How is it possible for me to find a value for beta such that $y \geq 4$ if THE PROBLEM STATES THAT $y(0) = 2$?
Isn't that a contradiction? I started this problem assuming that condition, and now my function of y prohibits the constraint that $y \geq 4$. Am I missing something?

I haven't really tried part c) because I'm assuming I already messed everything up, I just can't figure out where.
Any help is appreciated.

 

[Mark44]

Homework Statement

I think there may be something wrong with a problem I'm doing for homework. The problem is:

Solve the IVP with the differential operator method:
$[D^2 + 5D + 6D], y(0) = 2, y'(0) = \beta > 0$

Typos above? I think it should be $[D^2 + 5D + 6]y = 0$, and then the initial conditions.

a) Determine the coordinates $(t_m,y_m)$ of the maximum point of the solution as a function of $\beta$.
b) Determine the smallest value of $\beta$ for which $y \geq 4$.
c) Determine the behavior of $t_m$ and $y_m$ as $\beta \rightarrow \infty$.

Homework Equations

The Attempt at a Solution

So I solved the differential equation by simplifying the operator to $[D^2 + 11D]$ (I thought it was weird that I had to do such a simple simplification).

See my comment above. I'm almost certain that the DE is y'' + 5y' + 6y = 0. If so, it can be solved fairly easily.

Then I wrote $(D + 11)(D)y = 0$. Next I said let $z = [D]y$ so the problem simplifies to $[D + 11]z = 0$. From this I got that $z = c_1e^{-11t}$ from separation of variables. Then, since z is just y', I integrated z to find y, which gave me $y = \dfrac{-c_1}{11}e^{-11t} + c_2$. According to Wolfram Alpha, so far, so good... (so what?).
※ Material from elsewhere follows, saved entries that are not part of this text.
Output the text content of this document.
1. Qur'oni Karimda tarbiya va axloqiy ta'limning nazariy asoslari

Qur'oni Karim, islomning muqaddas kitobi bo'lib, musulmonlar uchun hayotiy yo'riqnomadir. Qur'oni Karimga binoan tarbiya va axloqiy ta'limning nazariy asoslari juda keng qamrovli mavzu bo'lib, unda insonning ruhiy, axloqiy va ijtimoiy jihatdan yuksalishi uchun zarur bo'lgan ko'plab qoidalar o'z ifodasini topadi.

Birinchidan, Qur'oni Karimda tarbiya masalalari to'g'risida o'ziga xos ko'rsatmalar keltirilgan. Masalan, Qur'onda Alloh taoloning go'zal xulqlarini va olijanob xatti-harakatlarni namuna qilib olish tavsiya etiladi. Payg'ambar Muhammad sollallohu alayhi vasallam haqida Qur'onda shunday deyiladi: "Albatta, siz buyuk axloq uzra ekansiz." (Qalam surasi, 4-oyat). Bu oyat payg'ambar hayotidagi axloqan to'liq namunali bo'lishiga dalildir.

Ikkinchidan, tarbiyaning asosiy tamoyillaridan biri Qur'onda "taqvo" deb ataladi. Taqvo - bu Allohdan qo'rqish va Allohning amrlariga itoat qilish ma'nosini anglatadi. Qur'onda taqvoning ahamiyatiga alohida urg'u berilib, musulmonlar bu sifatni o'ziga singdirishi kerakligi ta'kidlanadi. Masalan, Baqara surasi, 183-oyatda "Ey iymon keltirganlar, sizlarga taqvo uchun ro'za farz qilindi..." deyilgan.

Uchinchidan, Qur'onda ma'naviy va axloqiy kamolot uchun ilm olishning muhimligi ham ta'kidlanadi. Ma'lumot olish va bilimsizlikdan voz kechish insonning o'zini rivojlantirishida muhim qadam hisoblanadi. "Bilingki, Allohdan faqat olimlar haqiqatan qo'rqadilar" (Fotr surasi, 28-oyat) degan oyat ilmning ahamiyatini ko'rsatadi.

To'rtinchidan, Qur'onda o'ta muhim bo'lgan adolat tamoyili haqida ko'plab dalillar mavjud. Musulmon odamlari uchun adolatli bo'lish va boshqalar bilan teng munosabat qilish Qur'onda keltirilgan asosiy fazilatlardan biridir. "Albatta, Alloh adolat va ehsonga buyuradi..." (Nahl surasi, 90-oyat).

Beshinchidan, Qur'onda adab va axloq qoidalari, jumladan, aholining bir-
Next, I solved the initial value problem.
$y'(0) = \beta$ so $\beta = c_1e^0$ and $c_1 = \beta$.
$y(0) = 2$ so $2 = \dfrac{-\beta}{11} \beta e^0 + c_2$ and $c_2 = \dfrac{\beta}{11} + 2$.

Now I have:
$y = \dfrac{-\beta}{11} e^{-11t} + \dfrac{\beta}{11} + 2$
$y' = \beta e^{-11t}$

Now for part a).
To find the maximum, I set y' to 0 and solved for t. I got:
$0 = \beta e^{-11t}$. This is not solveable. I'm assuming $t \geq 0$ because conventionally t is time and must be greater than 0. Since beta is positive, the maximum of y occurs when $t = \infty$, so $(t_m,y_m) = (\infty, \dfrac{\beta}{11} + 2)$. This seems sketchy but is the most reasonable answer I can come up with.

And now the very strange part, part b).
How is it possible for me to find a value for beta such that $y \geq 4$ if THE PROBLEM STATES THAT $y(0) = 2$?
Isn't that a contradiction? I started this problem assuming that condition, and now my function of y prohibits the constraint that $y \geq 4$. Am I missing something?

I haven't really tried part c) because I'm assuming I already messed everything up, I just can't figure out where.
Any help is appreciated.

 

[wadawalnut]

I did not make a typo, that was the actual question.

 

[Mark44]

I did not make a typo, that was the actual question.

I didn't say or even imply that you made the typo, but I am almost certain (99.44%) it is a typo.